A reverência, que faltava aos jovens que zombaram de Eliseu, é uma graça que deve ser cuidadosamente acariciada. Cada criança deve ser ensinada a mostrar verdadeira reverência para com Deus. Jamais deve o Seu nome ser pronunciado leviana ou irrefletidamente. Anjos, ao pronuciarem aquele nome, velam o rosto. Com que reverência não devemos nós, que somos caídos e pecadores, tomá-lo em nossos lábios!

Deve-se mostrar respeito para com os representantes de Deus – pastores, professores, pais, os quais são chamados para falarem e agirem em Seu lugar. No respeito que lhes é manifestado, Deus é honrado.
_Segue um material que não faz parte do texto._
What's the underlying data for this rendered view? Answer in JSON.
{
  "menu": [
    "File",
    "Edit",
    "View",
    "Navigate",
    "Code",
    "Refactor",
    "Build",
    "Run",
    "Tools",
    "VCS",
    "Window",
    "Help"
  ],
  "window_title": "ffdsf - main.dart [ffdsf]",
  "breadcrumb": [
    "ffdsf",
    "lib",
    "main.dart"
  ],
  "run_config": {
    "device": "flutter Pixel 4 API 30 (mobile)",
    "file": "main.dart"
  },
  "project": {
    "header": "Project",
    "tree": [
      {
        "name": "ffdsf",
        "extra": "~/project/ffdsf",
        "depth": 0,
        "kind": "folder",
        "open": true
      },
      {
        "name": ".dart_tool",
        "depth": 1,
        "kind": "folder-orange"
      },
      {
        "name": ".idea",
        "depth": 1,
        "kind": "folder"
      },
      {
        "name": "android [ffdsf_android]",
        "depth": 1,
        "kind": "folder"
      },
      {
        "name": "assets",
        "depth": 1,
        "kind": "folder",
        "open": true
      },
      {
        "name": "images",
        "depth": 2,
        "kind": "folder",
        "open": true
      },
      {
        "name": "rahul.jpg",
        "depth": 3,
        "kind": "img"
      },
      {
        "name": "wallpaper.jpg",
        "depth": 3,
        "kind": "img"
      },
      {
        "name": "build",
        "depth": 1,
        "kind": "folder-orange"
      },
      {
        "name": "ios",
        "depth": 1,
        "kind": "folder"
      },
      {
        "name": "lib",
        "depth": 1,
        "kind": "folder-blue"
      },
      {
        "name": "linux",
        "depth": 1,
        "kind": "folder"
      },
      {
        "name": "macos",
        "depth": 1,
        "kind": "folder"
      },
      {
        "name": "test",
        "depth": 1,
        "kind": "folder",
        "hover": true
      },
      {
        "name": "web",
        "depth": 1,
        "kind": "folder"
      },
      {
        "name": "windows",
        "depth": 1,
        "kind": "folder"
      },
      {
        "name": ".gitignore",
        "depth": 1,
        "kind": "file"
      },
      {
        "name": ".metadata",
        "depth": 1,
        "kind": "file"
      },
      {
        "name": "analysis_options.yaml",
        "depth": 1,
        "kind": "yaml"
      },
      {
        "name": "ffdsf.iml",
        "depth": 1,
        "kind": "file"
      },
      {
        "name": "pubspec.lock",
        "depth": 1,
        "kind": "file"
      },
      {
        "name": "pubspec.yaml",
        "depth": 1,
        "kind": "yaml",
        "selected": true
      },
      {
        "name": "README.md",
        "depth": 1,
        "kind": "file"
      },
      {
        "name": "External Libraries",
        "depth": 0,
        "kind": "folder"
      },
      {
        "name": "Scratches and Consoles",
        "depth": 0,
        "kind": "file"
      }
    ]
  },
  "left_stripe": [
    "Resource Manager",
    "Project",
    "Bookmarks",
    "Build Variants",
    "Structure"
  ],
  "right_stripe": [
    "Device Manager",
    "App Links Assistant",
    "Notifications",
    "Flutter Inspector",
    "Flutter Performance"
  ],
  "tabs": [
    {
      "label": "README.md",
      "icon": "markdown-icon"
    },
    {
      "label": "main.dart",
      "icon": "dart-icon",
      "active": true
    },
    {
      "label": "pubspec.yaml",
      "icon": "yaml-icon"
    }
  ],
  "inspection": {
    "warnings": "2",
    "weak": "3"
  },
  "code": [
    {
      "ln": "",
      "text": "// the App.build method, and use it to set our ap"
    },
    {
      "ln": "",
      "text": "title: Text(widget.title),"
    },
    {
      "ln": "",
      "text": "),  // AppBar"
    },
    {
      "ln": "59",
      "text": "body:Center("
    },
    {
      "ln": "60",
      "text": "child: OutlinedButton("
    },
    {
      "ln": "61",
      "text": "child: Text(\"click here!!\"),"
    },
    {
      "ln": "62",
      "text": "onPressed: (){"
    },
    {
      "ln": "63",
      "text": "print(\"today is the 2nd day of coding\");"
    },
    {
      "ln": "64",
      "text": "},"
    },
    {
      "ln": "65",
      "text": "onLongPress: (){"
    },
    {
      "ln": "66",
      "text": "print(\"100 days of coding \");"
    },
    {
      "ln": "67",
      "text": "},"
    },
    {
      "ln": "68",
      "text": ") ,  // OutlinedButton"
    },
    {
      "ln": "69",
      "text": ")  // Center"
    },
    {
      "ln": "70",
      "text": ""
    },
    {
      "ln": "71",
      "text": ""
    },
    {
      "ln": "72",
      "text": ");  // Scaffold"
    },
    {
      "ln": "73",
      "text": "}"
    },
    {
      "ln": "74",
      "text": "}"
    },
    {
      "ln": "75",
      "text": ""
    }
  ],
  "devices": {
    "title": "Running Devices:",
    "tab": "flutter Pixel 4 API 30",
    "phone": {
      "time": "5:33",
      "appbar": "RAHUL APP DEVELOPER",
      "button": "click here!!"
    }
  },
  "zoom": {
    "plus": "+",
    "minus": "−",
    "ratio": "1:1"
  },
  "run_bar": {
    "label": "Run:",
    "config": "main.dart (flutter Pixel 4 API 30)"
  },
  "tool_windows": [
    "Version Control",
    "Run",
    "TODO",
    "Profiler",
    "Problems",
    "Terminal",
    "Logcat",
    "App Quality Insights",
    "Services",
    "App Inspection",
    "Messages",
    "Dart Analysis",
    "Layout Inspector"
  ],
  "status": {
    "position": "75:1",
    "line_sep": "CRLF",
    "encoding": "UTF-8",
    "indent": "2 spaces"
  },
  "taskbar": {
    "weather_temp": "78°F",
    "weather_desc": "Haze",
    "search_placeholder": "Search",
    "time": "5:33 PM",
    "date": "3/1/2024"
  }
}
A cortesia, também, é uma das graças do Espírito, e deve ser cultivada por todos. Ela tem poder para abrandar as naturezas que sem ela se desenvolveriam desgraciosas e rudes. Os que professam ser seguidores de Cristo, e são ao mesmo tempo ríspidos, desamáveis e descorteses, não têm aprendido de Jesus. Sua sinceridade pode não ser passível de dúvida, sua retidão pode ser indiscutível; mas sinceridade e retidão não se harmonizam com falta de bondade e de cortesia.”

Fonte: Ellen G. White, Profetas e Reis, p.120,121.